Publié le par Jean-Yves Alt

Ça fait trois ans déjà que Léo est mort. Sa chambre n'a pas bougé. P'tit Marcel y va de temps en temps, pour fouiller, lire les lettres d'amour d'Aymeric à Léo, ou juste pour s'allonger dans le noir. Il pense que sa mère change les draps régulièrement.

Ça fait trois ans que Léo est enterré sous une espèce de colombe nulle en pierre. Ça fait un bail que P'tit Marcel et Cécile se connaissent. Depuis la maternelle, ils sont copains. Le père de Cécile les emmène ensemble au collège tous les matins, et invariablement il demande à P'tit Marcel :

"Alors Marcello, c'est aujourd'hui que tu me demandes la main de ma fille ?"

Ça ne fait pas très longtemps que P'tit Marcel s'appelle Marcello. Ça date de la cinquième, du voyage en Italie et du romantisme des filles. Ça fait plus de vingt ans que Papa et Maman sont mariés. Le dimanche ils parlent de la santé de Mémère. À Noël ils se cassent la tête pour le menu. Papa ne crie jamais, il n'insiste jamais, il s'efface. Maman s'est mise à vieillir, à laisser tomber les habitudes joyeuses et les coups de folie. Marcello pense que le monde est nul depuis la mort de Léo, et qu'il faut le changer. En devenant poète… Avec des mots. Et puis un jour, il s'aperçoit que sa mère aussi va en cachette dans la chambre de Léo. Un jour son père se met à crier. Sa mère à dire « fait chier » et à chercher pendant des après-midi entiers une nouvelle table basse pour le coin salon. Un jour Marcello parle avec Cécile comme il n'a jamais parlé avec personne, et c'est doux. Un jour, Marcel se rend compte que le monde est en train de changer sous ses yeux, de devenir plus vrai, plus vivant, moins nul. Ce qu'il ne parvenait pas à dire en tant que poète, il devine qu'il pourrait l'exprimer en tant que fils, en tant qu'amoureux, en tant que frère. Alors il décide d'accompagner le mouvement. Avec des actes.
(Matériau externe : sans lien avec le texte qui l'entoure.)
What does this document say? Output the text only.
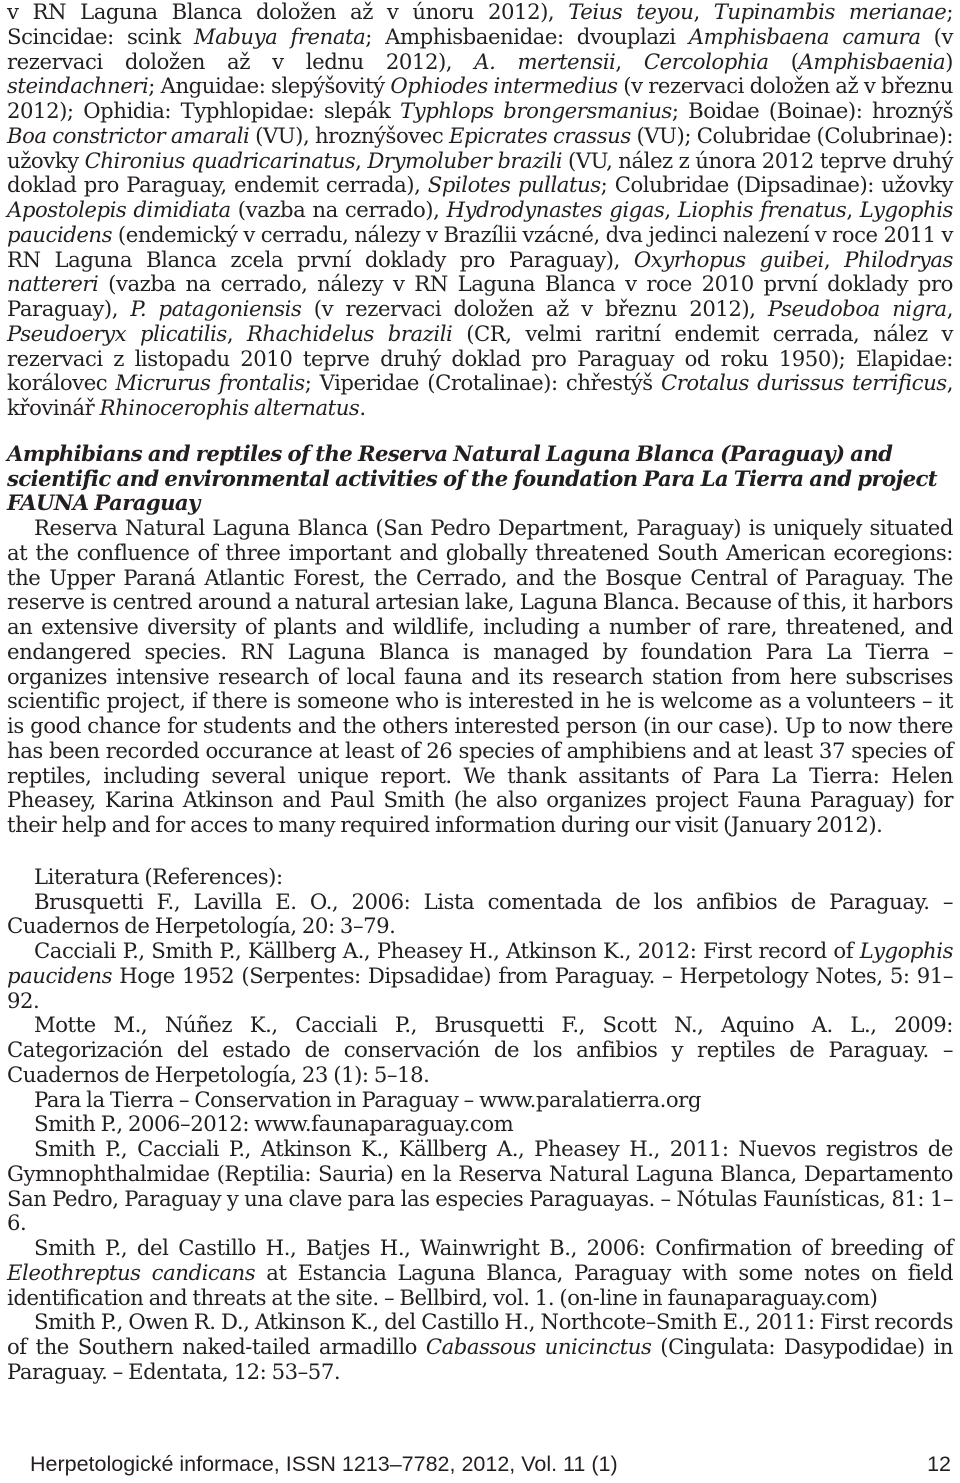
v RN Laguna Blanca doložen až v únoru 2012), Teius teyou, Tupinambis merianae; Scincidae: scink Mabuya frenata; Amphisbaenidae: dvouplazi Amphisbaena camura (v rezervaci doložen až v lednu 2012), A. mertensii, Cercolophia (Amphisbaenia) steindachneri; Anguidae: slepýšovitý Ophiodes intermedius (v rezervaci doložen až v březnu 2012); Ophidia: Typhlopidae: slepák Typhlops brongersmanius; Boidae (Boinae): hroznýš Boa constrictor amarali (VU), hroznýšovec Epicrates crassus (VU); Colubridae (Colubrinae): užovky Chironius quadricarinatus, Drymoluber brazili (VU, nález z února 2012 teprve druhý doklad pro Paraguay, endemit cerrada), Spilotes pullatus; Colubridae (Dipsadinae): užovky Apostolepis dimidiata (vazba na cerrado), Hydrodynastes gigas, Liophis frenatus, Lygophis paucidens (endemický v cerradu, nálezy v Brazílii vzácné, dva jedinci nalezení v roce 2011 v RN Laguna Blanca zcela první doklady pro Paraguay), Oxyrhopus guibei, Philodryas nattereri (vazba na cerrado, nálezy v RN Laguna Blanca v roce 2010 první doklady pro Paraguay), P. patagoniensis (v rezervaci doložen až v březnu 2012), Pseudoboa nigra, Pseudoeryx plicatilis, Rhachidelus brazili (CR, velmi raritní endemit cerrada, nález v rezervaci z listopadu 2010 teprve druhý doklad pro Paraguay od roku 1950); Elapidae: korálovec Micrurus frontalis; Viperidae (Crotalinae): chřestýš Crotalus durissus terrificus, křovinář Rhinocerophis alternatus.

Amphibians and reptiles of the Reserva Natural Laguna Blanca (Paraguay) and scientific and environmental activities of the foundation Para La Tierra and project FAUNA Paraguay

Reserva Natural Laguna Blanca (San Pedro Department, Paraguay) is uniquely situated at the confluence of three important and globally threatened South American ecoregions: the Upper Paraná Atlantic Forest, the Cerrado, and the Bosque Central of Paraguay. The reserve is centred around a natural artesian lake, Laguna Blanca. Because of this, it harbors an extensive diversity of plants and wildlife, including a number of rare, threatened, and endangered species. RN Laguna Blanca is managed by foundation Para La Tierra – organizes intensive research of local fauna and its research station from here subscrises scientific project, if there is someone who is interested in he is welcome as a volunteers – it is good chance for students and the others interested person (in our case). Up to now there has been recorded occurance at least of 26 species of amphibiens and at least 37 species of reptiles, including several unique report. We thank assitants of Para La Tierra: Helen Pheasey, Karina Atkinson and Paul Smith (he also organizes project Fauna Paraguay) for their help and for acces to many required information during our visit (January 2012).

Literatura (References):

Brusquetti F., Lavilla E. O., 2006: Lista comentada de los anfibios de Paraguay. – Cuadernos de Herpetología, 20: 3–79.

Cacciali P., Smith P., Källberg A., Pheasey H., Atkinson K., 2012: First record of Lygophis paucidens Hoge 1952 (Serpentes: Dipsadidae) from Paraguay. – Herpetology Notes, 5: 91–92.

Motte M., Núñez K., Cacciali P., Brusquetti F., Scott N., Aquino A. L., 2009: Categorización del estado de conservación de los anfibios y reptiles de Paraguay. – Cuadernos de Herpetología, 23 (1): 5–18.

Para la Tierra – Conservation in Paraguay – www.paralatierra.org

Smith P., 2006–2012: www.faunaparaguay.com

Smith P., Cacciali P., Atkinson K., Källberg A., Pheasey H., 2011: Nuevos registros de Gymnophthalmidae (Reptilia: Sauria) en la Reserva Natural Laguna Blanca, Departamento San Pedro, Paraguay y una clave para las especies Paraguayas. – Nótulas Faunísticas, 81: 1–6.

Smith P., del Castillo H., Batjes H., Wainwright B., 2006: Confirmation of breeding of Eleothreptus candicans at Estancia Laguna Blanca, Paraguay with some notes on field identification and threats at the site. – Bellbird, vol. 1. (on-line in faunaparaguay.com)

Smith P., Owen R. D., Atkinson K., del Castillo H., Northcote–Smith E., 2011: First records of the Southern naked-tailed armadillo Cabassous unicinctus (Cingulata: Dasypodidae) in Paraguay. – Edentata, 12: 53–57.

Herpetologické informace, ISSN 1213–7782, 2012, Vol. 11 (1)	12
■ Mon coeur bouleversé, Christophe Honoré, Ecole des Loisirs, Collection Médium, 1999, ISBN : 2211051758

« Ce qui dérange dans mes livres, ce n’est pas l’homosexualité, ce n’est pas le sida, ce n’est pas les familles éclatées... Non, ce qui dérange c’est que je parle à la première personne. C’est que j’ai cette volonté-là, de ne pas me cacher derrière mes livres et d’être au contraire complètement à découvert, même dans les livres pour enfants. Ce qui dérange, ce n’est pas l’homosexualité de Léo dans « Tout contre Léo », c’est que puisse transparaître ce que je suis à travers ce livre. »

Christophe Honoré


Ce livre fait la suite de « Tout contre Léo ».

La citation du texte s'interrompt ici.